You have to laugh, some days I cant even get far enough to my car to drive it but I don’t qualify for a disabled badge. I don’t really want one, it’s a pride thing, I don’t see myself as disabled, (rather stupidly) still looking at this as slight blip in my health. The ironic thing being if I could actually use a wheelchair I’d be much better off as at least I’d be able to go somewhere once I’d got there. Unfortunately, the motion of the wheelchair leaves me in a total mess after. So as it stands my mobility issues of blacking out after a few metres are not considered disabling and parents’ with children are even ahead of me in the pecking order for parking spaces. I can appreciate the difficulty of having pushchairs but I’d argue they are still rather more mobile than me!
So today has once more been spent on the sofa. Roll on tomorrow 🙂
Day 9
The tinnitus is making me want to gauge my ears out with a wire coat hanger. The nausea is still a bit of a bugger but very surprisingly the vertigo isn’t too bad so I can’t really complain – well, just a little bit! I probably over did it today, I had lunch with my mother which was nice but cut it a bit short due to nausea. After a rest I managed to get to a yoga class in the evening, positioning myself near the bin just in case! Half way through the class I felt too ill to continue and luckily (for me anyway!) a guy did his back in doing weights in the gym, my teacher was pulled out to go and do first aid. Maybe half hour classes are the way forward, thanks muscles 😉
Day 8
Why was I worrying about not feeling totally crap – nutter!?! The head pressure is building today and the tinnitus is driving me nuts. The nausea is manageable with dry crackers and ginger tea but isn’t exactly fun. I have managed to do a bit more sewing and I went for a swim. It was a bit risky going for a swim feeling so dodgy but I had to get off the sofa before I lost my mind. I had to go straight to bed after as swimming as it turned out it wasn’t the best plan, It’s so hard to judge what to do activity wise! One week down 🙂
Hi, My name is Susan and in 2010 I suddenly got very sick with vertigo and extreme fatigue. My life as I knew it changed forever. I had to leave my job as a junior Doctor to move back home with my family as I was unable to look after myself, let alone other people. It took a very long time, about 2644 doctors visits and ALL the tests to be told ‘congratulations, all your results are normal there is nothing wrong with you’, which was the most devastating news of all as there clearly WAS something horribly wrong, we just could not identify it.

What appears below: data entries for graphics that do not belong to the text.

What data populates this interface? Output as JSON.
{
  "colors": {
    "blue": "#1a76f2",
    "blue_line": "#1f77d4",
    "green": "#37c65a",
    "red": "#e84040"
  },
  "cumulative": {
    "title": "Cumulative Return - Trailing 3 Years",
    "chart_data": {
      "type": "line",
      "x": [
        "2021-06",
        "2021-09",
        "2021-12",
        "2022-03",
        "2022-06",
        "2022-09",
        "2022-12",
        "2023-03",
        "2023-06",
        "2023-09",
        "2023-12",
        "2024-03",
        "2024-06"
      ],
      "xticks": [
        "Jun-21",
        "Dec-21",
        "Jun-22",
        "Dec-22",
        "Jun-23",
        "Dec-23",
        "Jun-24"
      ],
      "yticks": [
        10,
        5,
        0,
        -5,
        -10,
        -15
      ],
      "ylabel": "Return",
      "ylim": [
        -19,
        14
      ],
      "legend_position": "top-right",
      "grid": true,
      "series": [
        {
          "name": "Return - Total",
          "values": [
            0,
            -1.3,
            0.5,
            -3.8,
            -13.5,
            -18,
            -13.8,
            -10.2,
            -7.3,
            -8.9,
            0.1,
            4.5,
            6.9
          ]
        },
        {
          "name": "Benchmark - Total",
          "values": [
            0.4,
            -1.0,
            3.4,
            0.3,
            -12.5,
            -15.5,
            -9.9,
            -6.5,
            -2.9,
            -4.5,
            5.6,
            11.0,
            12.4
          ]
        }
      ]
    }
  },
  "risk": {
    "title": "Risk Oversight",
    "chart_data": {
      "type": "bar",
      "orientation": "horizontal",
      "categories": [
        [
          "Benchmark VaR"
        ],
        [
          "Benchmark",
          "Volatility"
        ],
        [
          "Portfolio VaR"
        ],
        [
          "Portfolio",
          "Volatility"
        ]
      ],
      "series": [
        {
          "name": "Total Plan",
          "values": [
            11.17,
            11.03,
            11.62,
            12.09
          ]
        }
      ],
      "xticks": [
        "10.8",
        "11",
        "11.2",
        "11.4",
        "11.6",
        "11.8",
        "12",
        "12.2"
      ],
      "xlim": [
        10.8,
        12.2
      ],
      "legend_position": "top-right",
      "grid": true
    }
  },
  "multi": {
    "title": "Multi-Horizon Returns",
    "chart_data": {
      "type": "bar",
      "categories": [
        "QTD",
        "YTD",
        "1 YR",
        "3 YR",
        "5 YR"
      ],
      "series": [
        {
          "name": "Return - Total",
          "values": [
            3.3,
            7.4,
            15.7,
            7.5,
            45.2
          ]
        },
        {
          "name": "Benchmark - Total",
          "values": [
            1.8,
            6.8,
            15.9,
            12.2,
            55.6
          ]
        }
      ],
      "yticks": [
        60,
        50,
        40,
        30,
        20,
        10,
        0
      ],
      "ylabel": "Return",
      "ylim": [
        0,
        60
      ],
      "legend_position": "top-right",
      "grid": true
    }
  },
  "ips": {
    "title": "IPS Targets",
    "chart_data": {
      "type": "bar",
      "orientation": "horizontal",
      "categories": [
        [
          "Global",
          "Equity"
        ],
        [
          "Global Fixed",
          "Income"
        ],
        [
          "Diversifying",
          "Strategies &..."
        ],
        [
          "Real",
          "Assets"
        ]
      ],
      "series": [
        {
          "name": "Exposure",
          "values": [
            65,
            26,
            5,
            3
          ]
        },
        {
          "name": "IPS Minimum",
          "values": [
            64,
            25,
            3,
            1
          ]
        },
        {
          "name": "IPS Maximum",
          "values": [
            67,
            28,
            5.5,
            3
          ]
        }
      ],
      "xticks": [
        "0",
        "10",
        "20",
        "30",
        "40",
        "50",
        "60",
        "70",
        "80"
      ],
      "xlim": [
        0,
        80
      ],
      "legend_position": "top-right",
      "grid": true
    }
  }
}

Eventually, I was diagnosed with Chronic Lyme Disease which was great news as I finally had a reason to feel so ill. That was until I realised that there is no real recognised treatment and I was once again left to trying to navigate debilitating symptoms alone. More doctors, more tests, protocol after debilitating protocol and plenty of ‘ah ha’ moments later I finally started to heal. It was quite the journey and I have learnt a lot about what treatments are out there, and perhaps more importantly, the body’s amazing capacity to heal. I am now in a position where I want to help others to reclaim their health.